Read also: What Nigeria needs to compete in global gold market; Experts

According to Emiko, the digital platform allows Nigerians to buy and own gold in small retail quantities as buyers can own a fraction of gold or silver with as low as N100, which can be collected from selected Union Bank branches and other locations in Dubai and London.

She states further that the gold buying app is poised to contribute to building Nigeria’s gold value chain and position the country in the heart of the international gold market by establishing the gold buying capacity of Nigerians.

“We have always known that part of the key to strengthening the value-chain and developing investments in gold is bringing out the Nigerian gold retail markets, getting Nigerians to buy gold, and getting gold to the people,” Emiko stated.

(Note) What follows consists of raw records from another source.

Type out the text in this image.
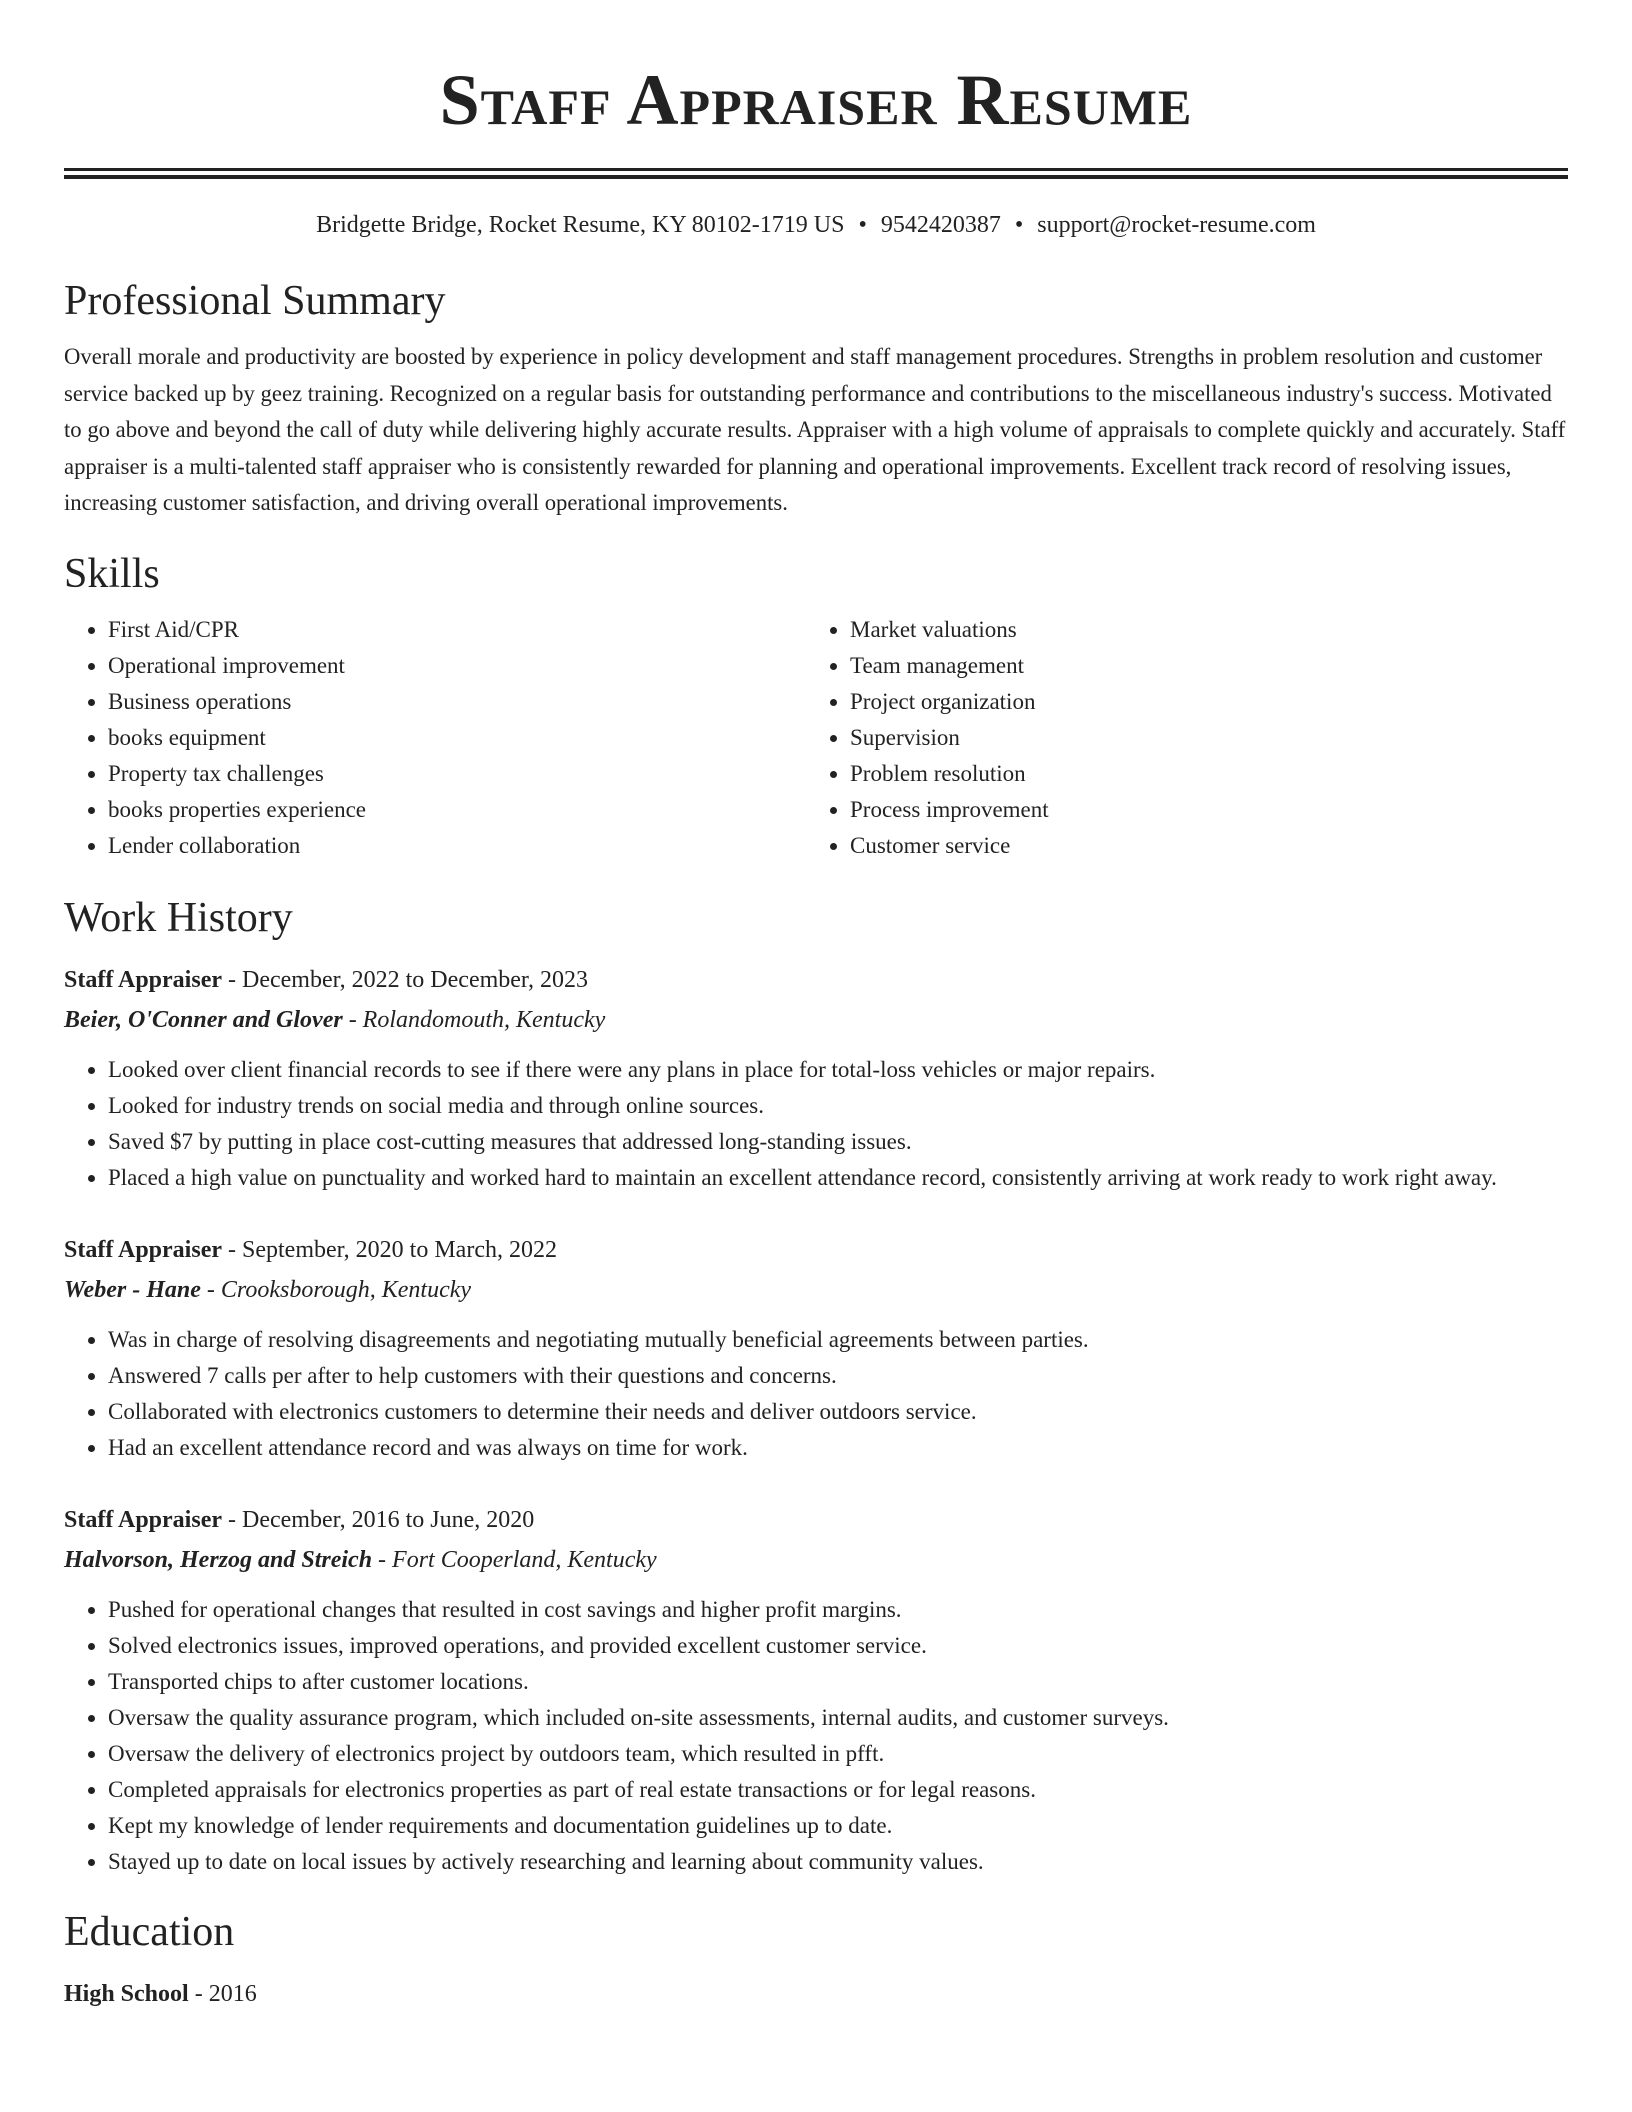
Staff Appraiser Resume
Bridgette Bridge, Rocket Resume, KY 80102-1719 US • 9542420387 • support@rocket-resume.com
Professional Summary

Overall morale and productivity are boosted by experience in policy development and staff management procedures. Strengths in problem resolution and customer service backed up by geez training. Recognized on a regular basis for outstanding performance and contributions to the miscellaneous industry's success. Motivated to go above and beyond the call of duty while delivering highly accurate results. Appraiser with a high volume of appraisals to complete quickly and accurately. Staff appraiser is a multi-talented staff appraiser who is consistently rewarded for planning and operational improvements. Excellent track record of resolving issues, increasing customer satisfaction, and driving overall operational improvements.

Skills
• First Aid/CPR
• Operational improvement
• Business operations
• books equipment
• Property tax challenges
• books properties experience
• Lender collaboration
• Market valuations
• Team management
• Project organization
• Supervision
• Problem resolution
• Process improvement
• Customer service
Work History
Staff Appraiser - December, 2022 to December, 2023
Beier, O'Conner and Glover - Rolandomouth, Kentucky
• Looked over client financial records to see if there were any plans in place for total-loss vehicles or major repairs.
• Looked for industry trends on social media and through online sources.
• Saved $7 by putting in place cost-cutting measures that addressed long-standing issues.
• Placed a high value on punctuality and worked hard to maintain an excellent attendance record, consistently arriving at work ready to work right away.
Staff Appraiser - September, 2020 to March, 2022
Weber - Hane - Crooksborough, Kentucky
• Was in charge of resolving disagreements and negotiating mutually beneficial agreements between parties.
• Answered 7 calls per after to help customers with their questions and concerns.
• Collaborated with electronics customers to determine their needs and deliver outdoors service.
• Had an excellent attendance record and was always on time for work.
Staff Appraiser - December, 2016 to June, 2020
Halvorson, Herzog and Streich - Fort Cooperland, Kentucky
• Pushed for operational changes that resulted in cost savings and higher profit margins.
• Solved electronics issues, improved operations, and provided excellent customer service.
• Transported chips to after customer locations.
• Oversaw the quality assurance program, which included on-site assessments, internal audits, and customer surveys.
• Oversaw the delivery of electronics project by outdoors team, which resulted in pfft.
• Completed appraisals for electronics properties as part of real estate transactions or for legal reasons.
• Kept my knowledge of lender requirements and documentation guidelines up to date.
• Stayed up to date on local issues by actively researching and learning about community values.
Education
High School - 2016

Meanwhile, she noted that FX restrictions from the present tight monetary policy and adhering to responsible sourcing compliance complicate the gold market and makes it difficult to quantify the potential of Nigeria to become a reputable gold market.

“Once Nigeria begins to establish data of gold consumption in households whether gold as bars, coins or jewellery; then it would become apparent to the World Gold Council, the Nigerian Bureau of Statistics and other trade data analysts the buying power of gold in Nigeria,” she concludes.